I am also a WebKit reviewer and have been working on the project for 3 years, so I had my own reactions during the course of the project. The biggest surprise for me was the sheer number of tests that have inconsistent coverage across different configurations. Nearly 3000 tests are completely skipped for the Mac port, and most tests outside of the core rendering engine seem to have some sort of non-standard test expectation. This raises questions about the health of the test suite: do tests ever really recover once they have been marked as failing, crashing, or skipped in the expectations list? Are skipped tests the victim of test infrastructure, test construction, or the code being tested? What parts of the codebase are well-tested or under-tested? The prior dashboard did not elicit these questions, because the data was invisible: it filtered out expected failures from results by default. (That said, the current prototype overemphasizes the number of SKIP
results because of the context-dependence problem described above.)
The choice of visual encodings in the sparkline has worked out well, but should be revisited for the test history graphs. In particular, the use of "runs" as the unit of measure along the x-axis leads to many understandability problems, such as the cross-referencing issues detailed earlier in this document, and an imprecise measure for when tests were added, skipped, or recieved expectation changes. An alternative would be to use single revisions on the x-axis, and then plot each run with a width corresponding to the number of revisions it incorporates since the previous run. This also makes it possible to convey the inherent uncertainty with respect to which revision actually caused a regression if a run incorporates multiple changes. For example, the last change of a run could have a stronger color to indicate that a run was performed exactly at that revision. A smaller encoding issue was the use of circles for "critical runs" in the gutter. In my limited experience so far, only the previous 100 runs are displayed, so these circles do not really make it any easier to scan for or click on regressing runs. If many more runs were displayed (exceeding the pixel width of the graph), then this extra hit target may be more useful.
In the short term, there are many improvements that would help this prototype reach use case parity with existing tools. The biggest deficiency is the lack of cross-referencing to expectations files, which would help to disambiguate some results and make harmless, documented failures appear less alarming. The prototype lacks task-oriented filters from previous versions, such as "most recent regressions", "only slow tests", "only flaky tests", or "only wrong expectations". There are many obvious engineering improvements, such as: a way to choose which configurations are shown; improved render performance; supporting deep links and browsing history; and floating test columns and configuration headers to orient the user within larger grids.

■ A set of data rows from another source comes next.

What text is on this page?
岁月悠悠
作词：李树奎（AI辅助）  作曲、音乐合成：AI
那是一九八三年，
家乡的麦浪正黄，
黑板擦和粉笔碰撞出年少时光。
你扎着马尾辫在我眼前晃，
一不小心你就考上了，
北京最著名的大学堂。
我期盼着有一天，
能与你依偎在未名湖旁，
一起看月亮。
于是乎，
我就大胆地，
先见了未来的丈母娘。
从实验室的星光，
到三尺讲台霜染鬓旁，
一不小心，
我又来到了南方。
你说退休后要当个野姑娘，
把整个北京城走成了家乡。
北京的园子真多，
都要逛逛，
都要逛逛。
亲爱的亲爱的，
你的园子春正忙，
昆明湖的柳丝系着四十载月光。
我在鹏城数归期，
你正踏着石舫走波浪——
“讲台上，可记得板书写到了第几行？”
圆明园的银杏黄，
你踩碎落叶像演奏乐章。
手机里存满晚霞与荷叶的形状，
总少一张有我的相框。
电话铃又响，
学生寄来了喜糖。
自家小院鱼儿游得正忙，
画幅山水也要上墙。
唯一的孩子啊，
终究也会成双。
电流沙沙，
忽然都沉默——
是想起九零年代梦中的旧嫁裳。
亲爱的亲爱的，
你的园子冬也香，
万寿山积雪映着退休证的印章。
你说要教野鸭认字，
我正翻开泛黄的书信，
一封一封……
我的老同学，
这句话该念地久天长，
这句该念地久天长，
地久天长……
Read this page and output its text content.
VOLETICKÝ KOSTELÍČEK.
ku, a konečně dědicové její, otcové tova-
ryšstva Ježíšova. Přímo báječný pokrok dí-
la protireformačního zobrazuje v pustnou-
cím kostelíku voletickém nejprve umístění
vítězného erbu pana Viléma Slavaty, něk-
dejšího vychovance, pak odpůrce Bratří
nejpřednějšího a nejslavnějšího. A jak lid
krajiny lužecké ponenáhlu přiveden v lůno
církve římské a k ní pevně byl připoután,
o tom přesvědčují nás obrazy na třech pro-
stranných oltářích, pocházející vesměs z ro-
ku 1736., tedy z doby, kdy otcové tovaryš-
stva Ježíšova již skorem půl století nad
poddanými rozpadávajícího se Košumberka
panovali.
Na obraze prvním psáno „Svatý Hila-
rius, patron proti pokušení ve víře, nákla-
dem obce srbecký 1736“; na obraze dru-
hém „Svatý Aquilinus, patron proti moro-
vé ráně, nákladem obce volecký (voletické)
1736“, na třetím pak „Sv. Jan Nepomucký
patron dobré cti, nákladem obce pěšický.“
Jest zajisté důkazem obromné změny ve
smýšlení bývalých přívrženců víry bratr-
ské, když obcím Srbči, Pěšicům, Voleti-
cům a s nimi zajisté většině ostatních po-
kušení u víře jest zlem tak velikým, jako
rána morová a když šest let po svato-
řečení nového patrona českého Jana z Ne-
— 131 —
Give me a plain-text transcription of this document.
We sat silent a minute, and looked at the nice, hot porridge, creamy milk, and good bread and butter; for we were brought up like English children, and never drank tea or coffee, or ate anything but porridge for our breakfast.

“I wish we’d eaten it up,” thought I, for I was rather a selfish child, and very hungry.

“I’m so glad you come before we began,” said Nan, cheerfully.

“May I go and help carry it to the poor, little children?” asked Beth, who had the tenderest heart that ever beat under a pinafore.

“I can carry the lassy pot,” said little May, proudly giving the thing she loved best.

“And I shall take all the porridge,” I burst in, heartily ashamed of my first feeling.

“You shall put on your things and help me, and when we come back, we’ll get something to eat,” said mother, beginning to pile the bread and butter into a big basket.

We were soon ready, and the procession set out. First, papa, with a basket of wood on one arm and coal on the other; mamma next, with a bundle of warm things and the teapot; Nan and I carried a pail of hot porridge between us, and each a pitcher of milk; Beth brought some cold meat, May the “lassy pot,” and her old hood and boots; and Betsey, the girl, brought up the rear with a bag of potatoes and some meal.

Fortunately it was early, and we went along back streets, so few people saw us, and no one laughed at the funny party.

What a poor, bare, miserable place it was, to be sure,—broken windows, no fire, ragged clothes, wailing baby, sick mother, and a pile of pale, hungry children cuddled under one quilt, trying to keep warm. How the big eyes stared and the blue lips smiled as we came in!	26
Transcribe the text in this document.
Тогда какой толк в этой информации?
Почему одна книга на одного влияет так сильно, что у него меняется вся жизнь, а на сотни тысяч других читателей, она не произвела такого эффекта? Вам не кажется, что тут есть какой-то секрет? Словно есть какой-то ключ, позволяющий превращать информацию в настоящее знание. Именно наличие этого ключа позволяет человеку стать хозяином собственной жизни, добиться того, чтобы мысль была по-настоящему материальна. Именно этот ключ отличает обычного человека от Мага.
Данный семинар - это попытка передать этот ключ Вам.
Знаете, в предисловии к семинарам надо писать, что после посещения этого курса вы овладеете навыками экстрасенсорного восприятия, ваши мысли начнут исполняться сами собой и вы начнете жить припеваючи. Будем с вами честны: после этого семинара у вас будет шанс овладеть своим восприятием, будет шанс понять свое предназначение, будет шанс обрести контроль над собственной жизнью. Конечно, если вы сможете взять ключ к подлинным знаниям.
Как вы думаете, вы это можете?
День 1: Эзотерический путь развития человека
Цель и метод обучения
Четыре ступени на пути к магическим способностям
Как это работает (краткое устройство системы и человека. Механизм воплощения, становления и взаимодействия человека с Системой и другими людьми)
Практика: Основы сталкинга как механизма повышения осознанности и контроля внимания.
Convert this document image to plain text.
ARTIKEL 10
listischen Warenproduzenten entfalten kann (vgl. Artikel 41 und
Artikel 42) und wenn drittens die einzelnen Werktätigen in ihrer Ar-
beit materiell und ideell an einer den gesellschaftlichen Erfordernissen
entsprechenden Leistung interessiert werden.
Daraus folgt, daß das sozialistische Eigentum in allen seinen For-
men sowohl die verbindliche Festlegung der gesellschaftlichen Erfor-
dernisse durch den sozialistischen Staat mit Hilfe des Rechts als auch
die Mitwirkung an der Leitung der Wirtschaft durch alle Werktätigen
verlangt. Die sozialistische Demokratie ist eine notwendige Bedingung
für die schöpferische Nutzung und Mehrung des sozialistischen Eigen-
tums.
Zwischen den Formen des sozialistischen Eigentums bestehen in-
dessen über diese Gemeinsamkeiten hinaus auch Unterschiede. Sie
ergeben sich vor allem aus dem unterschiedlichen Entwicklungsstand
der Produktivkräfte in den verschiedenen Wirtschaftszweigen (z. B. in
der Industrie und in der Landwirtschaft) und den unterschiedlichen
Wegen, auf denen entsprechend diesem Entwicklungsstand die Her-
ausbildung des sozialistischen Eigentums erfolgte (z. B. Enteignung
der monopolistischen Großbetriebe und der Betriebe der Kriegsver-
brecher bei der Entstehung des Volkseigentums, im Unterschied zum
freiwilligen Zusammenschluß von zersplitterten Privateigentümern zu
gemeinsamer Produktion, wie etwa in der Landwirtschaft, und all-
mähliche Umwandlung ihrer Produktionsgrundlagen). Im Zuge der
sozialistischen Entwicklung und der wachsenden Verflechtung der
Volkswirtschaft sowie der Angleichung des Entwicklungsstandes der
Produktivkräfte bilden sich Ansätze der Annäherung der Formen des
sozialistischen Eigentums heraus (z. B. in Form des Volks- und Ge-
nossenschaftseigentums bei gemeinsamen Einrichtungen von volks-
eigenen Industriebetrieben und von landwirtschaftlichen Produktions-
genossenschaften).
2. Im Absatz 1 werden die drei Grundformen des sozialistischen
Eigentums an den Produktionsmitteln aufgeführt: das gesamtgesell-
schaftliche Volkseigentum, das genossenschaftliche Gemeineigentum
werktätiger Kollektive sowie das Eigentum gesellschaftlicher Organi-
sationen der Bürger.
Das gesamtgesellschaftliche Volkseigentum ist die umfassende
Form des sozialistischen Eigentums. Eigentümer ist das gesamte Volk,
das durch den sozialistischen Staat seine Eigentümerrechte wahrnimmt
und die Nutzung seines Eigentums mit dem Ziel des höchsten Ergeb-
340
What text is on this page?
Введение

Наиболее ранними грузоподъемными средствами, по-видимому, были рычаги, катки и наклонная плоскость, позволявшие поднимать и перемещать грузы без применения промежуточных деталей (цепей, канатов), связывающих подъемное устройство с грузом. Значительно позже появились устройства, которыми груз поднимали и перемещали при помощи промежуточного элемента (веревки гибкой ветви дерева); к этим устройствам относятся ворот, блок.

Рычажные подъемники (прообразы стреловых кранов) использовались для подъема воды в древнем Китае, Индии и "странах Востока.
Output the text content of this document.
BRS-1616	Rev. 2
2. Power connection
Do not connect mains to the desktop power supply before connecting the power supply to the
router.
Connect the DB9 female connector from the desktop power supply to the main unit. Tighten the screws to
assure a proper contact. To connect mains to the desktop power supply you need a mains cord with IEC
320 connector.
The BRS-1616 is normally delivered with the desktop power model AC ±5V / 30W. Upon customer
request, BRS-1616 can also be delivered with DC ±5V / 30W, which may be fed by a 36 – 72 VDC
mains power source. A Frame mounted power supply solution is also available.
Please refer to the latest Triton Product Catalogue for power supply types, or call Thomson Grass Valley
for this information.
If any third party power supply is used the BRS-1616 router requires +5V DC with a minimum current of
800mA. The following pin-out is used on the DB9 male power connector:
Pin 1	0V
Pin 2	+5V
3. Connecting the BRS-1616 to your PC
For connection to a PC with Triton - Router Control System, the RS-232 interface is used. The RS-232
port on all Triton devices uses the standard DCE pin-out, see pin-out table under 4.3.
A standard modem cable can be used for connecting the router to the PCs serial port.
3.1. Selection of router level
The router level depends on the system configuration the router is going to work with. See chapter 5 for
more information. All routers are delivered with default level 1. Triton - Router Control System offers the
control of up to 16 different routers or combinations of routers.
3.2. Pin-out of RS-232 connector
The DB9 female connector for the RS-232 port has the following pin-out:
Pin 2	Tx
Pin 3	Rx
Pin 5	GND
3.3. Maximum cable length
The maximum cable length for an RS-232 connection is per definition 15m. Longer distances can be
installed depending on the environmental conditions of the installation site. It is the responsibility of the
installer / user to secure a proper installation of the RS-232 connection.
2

A bigger improvement could come from tighter integration with other dashboards and supporting a developer during normal development tasks. The prototype developed here is mainly useful for a developer who fixes tests en masse, or who is on-call to diagnose any build or test failures. Wider improvements are possible: simply tracking the status of a proposed code change or commit is difficult with current tools. A developer must know how to use many different dashboards as their change is pre-tested, reviewed, committed, and validated for correctness and performance. An integrated tool for tracking all of these aspects at the level of a commit or patch would be useful for all developers and reduce the amount of time spent later to triage regressions and resubmit buggy patches.